Medication table standard#
When medications are part of management, include a table with these columns:
| Drug | Dose | Contraindications | Monitoring | Cost | Notes |
|---|
Column definitions:
- Drug: Generic name (brand if clinically relevant for patient recognition or formulary).
- Dose: Starting dose, titration if applicable, max dose. Include frequency.
- Contraindications: High-yield absolute/relative contraindications that change prescribing decisions.
- Monitoring: Labs, vitals, or clinical parameters to check and when.
- Cost: Approximate monthly cost tier: $ (<$20), $$ ($20–50), $$$ ($50–150), $$$$ (>$150).
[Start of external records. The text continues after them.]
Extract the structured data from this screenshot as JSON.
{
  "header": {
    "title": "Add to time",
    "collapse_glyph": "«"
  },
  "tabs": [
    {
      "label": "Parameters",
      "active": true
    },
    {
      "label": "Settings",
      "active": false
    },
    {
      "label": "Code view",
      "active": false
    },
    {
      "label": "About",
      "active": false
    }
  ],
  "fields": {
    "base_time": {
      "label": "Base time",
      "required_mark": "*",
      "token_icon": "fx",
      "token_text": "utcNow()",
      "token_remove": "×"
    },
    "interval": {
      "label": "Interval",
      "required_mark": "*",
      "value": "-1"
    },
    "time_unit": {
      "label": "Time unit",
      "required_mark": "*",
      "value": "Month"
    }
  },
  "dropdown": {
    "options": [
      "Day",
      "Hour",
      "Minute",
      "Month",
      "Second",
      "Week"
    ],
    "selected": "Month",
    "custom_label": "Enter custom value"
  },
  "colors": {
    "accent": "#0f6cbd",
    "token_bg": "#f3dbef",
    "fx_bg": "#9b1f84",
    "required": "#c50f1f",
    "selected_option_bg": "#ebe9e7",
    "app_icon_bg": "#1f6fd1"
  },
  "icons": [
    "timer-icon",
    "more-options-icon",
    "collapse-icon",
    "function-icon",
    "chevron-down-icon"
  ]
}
Note if generics available.
- Notes: When to prefer this agent over alternatives; special populations; key pearls.
Rules:
- Include first-line, second-line, and key alternatives (typically 3–6 rows).
- Cost tiers are approximate US cash/GoodRx prices; note “verify local formulary.”
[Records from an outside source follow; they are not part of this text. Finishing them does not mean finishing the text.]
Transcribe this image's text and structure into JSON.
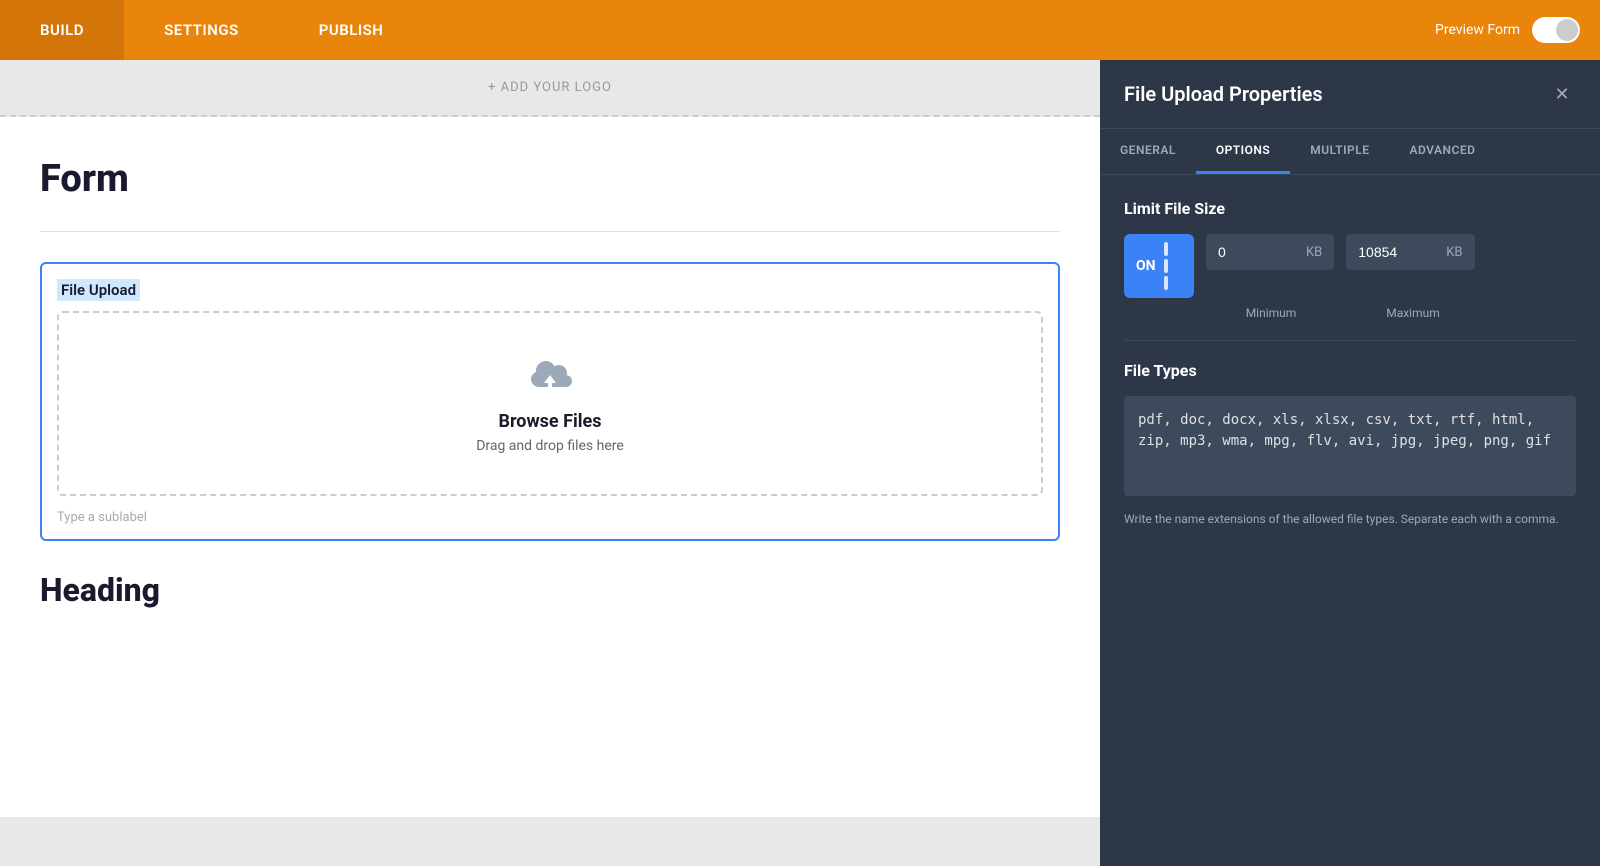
{
  "nav": {
    "tabs": [
      {
        "label": "BUILD",
        "active": true
      },
      {
        "label": "SETTINGS",
        "active": false
      },
      {
        "label": "PUBLISH",
        "active": false
      }
    ],
    "preview_label": "Preview Form"
  },
  "logo_bar": {
    "text": "+ ADD YOUR LOGO"
  },
  "form": {
    "title": "Form",
    "file_upload_label": "File Upload",
    "browse_files": "Browse Files",
    "drag_drop": "Drag and drop files here",
    "sublabel_placeholder": "Type a sublabel",
    "heading": "Heading"
  },
  "panel": {
    "title": "File Upload Properties",
    "close_icon": "✕",
    "tabs": [
      {
        "label": "GENERAL",
        "active": false
      },
      {
        "label": "OPTIONS",
        "active": true
      },
      {
        "label": "MULTIPLE",
        "active": false
      },
      {
        "label": "ADVANCED",
        "active": false
      }
    ],
    "limit_file_size": {
      "section_title": "Limit File Size",
      "toggle_label": "ON",
      "min_value": "0",
      "min_unit": "KB",
      "min_label": "Minimum",
      "max_value": "10854",
      "max_unit": "KB",
      "max_label": "Maximum"
    },
    "file_types": {
      "section_title": "File Types",
      "value": "pdf, doc, docx, xls, xlsx, csv, txt, rtf, html, zip, mp3, wma, mpg, flv, avi, jpg, jpeg, png, gif",
      "hint": "Write the name extensions of the allowed file types. Separate each with a comma."
    }
  }
}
- Avoid exhaustive lists—focus on agents a PCP would actually prescribe or need to recognize.
Follow-up and patient instructions (copy/paste ready)#
## Follow-up should include:
- A default reassessment interval (e.g., 1–2 weeks vs 4–6 weeks) and what to reassess.
- A short escalation list (“return sooner if …”).
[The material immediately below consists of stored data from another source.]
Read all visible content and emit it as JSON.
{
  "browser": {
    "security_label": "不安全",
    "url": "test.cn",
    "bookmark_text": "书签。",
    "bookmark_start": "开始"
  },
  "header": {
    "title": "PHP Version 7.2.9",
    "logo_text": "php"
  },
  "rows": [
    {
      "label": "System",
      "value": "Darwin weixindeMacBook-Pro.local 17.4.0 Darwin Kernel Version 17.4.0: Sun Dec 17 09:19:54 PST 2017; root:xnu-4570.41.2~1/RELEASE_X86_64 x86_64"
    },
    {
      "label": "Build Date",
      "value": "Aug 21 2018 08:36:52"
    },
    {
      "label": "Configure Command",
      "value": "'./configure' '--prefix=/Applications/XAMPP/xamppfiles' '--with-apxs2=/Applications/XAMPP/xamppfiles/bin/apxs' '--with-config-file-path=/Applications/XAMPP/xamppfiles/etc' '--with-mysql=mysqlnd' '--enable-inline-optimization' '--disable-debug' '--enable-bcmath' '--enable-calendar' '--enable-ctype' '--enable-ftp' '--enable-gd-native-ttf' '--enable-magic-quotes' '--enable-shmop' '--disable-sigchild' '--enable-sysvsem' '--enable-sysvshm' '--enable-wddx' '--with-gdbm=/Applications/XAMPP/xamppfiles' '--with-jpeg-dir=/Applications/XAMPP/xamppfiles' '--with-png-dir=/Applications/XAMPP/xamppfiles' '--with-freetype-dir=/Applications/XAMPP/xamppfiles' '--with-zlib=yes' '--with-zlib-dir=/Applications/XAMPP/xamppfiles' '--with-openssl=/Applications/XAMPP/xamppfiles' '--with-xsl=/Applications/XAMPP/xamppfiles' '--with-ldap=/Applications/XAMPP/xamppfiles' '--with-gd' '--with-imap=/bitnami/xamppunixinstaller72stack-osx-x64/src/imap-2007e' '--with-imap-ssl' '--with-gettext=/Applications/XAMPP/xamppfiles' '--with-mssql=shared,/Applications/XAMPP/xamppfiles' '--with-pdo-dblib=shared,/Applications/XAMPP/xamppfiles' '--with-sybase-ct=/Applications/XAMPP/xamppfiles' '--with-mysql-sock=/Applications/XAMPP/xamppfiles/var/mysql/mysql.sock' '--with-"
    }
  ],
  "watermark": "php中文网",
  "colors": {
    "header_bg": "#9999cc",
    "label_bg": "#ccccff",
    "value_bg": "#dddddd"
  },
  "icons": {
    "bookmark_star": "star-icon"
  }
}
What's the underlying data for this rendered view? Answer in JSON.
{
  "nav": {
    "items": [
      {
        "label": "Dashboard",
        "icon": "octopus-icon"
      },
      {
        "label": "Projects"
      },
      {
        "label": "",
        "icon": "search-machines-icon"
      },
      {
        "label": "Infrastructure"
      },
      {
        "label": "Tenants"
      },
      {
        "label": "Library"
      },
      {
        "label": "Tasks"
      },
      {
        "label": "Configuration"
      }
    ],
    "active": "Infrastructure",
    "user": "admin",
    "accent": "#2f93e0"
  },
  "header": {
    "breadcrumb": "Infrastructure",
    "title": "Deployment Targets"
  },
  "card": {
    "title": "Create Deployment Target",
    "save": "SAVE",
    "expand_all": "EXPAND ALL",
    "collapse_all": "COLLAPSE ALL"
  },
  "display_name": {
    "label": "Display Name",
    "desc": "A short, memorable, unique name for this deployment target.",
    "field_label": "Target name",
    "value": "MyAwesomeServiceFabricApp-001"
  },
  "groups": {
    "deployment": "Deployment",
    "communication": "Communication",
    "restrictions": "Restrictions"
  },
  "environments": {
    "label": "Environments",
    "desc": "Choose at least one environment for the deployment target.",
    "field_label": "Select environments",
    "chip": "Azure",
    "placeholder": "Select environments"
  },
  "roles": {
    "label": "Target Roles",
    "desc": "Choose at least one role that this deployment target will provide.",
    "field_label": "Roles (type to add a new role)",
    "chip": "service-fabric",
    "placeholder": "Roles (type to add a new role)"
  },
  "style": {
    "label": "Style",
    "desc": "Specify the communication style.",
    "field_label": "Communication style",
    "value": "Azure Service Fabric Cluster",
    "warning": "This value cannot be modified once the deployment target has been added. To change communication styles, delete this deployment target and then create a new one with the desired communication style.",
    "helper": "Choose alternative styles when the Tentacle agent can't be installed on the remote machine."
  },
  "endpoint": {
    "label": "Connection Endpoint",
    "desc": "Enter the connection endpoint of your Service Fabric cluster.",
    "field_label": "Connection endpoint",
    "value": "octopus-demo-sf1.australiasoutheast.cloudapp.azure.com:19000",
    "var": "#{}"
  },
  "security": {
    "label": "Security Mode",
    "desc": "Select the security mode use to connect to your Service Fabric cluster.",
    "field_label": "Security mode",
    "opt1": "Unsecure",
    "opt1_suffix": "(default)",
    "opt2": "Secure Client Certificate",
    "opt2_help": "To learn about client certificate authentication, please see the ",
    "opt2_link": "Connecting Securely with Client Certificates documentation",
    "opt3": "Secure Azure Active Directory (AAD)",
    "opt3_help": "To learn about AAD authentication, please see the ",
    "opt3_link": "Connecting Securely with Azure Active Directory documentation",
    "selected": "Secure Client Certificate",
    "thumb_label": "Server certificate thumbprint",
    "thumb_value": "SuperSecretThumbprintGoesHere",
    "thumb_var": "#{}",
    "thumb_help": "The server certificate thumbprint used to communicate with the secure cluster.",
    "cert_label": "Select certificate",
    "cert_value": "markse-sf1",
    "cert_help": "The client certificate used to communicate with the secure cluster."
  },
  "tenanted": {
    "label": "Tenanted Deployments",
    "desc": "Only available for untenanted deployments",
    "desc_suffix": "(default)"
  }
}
## Patient instructions should be:
- Plain language, 4–8 bullets, suitable for after-visit summary.
- Include clear return precautions tied to red flags (without alarmist wording).
Smartphrase snippets#
Include 1–3 brief EMR-ready snippets under ## Smartphrase snippets:
- Focus on common documentation patterns for that complaint.
- Keep each snippet to 1–3 sentences.
- Include key elements: chief complaint pattern, pertinent negatives, plan summary.
Writing and formatting rules#
- Prefer bullets over paragraphs; most sections should be scannable in <60 seconds.
- Aim for a “two-screen” mental model:
- Screen 1: Quick nav + red flags + differential table.
- Screen 2: workup/management + patient instructions.
- Use consistent, outpatient-first language:
- “Consider imaging if it will change management” (not “order MRI for everyone”).
- “Reassess in X weeks” (not vague “follow up PRN”).
- Be explicit about what changes the plan today (history/exam/workup).
- No junior-level content: assume reader is a practicing physician; skip basic definitions and textbook explanations.
Workflow for updating or creating a complaint page#
- Start from the archetype
archetypes/complaint.md. - Draft the differential tables first (common/likely + can’t-miss).
- Add history/exam bullets that specifically discriminate between rows in the table.
- Write diagnosis cards for the top outpatient patterns with medication tables.
- Add follow-up + patient instructions last (ensure they match the red flags and plan).
- Add smartphrase snippets.
- Quick QA checklist (below).
QA checklist (ship/no-ship)#
- No
TODOplaceholders. - “Red flags” exist and are actionable.
- Differential tables exist with the standard columns and reasonable row counts.
- Workup section avoids routine low-value testing and explains “when to expand.”
- Management-by-diagnosis cards include education + treatment (with medication tables where appropriate) + follow-up.
- Medication tables include dose, contraindications, monitoring, cost, and notes.
- Patient instructions are plain-language and include return precautions.
- Smartphrase snippets are included.
- No PHI; no copyrighted pasted material; verify any local protocol assumptions.
- Content is senior-level: no basic definitions or textbook filler.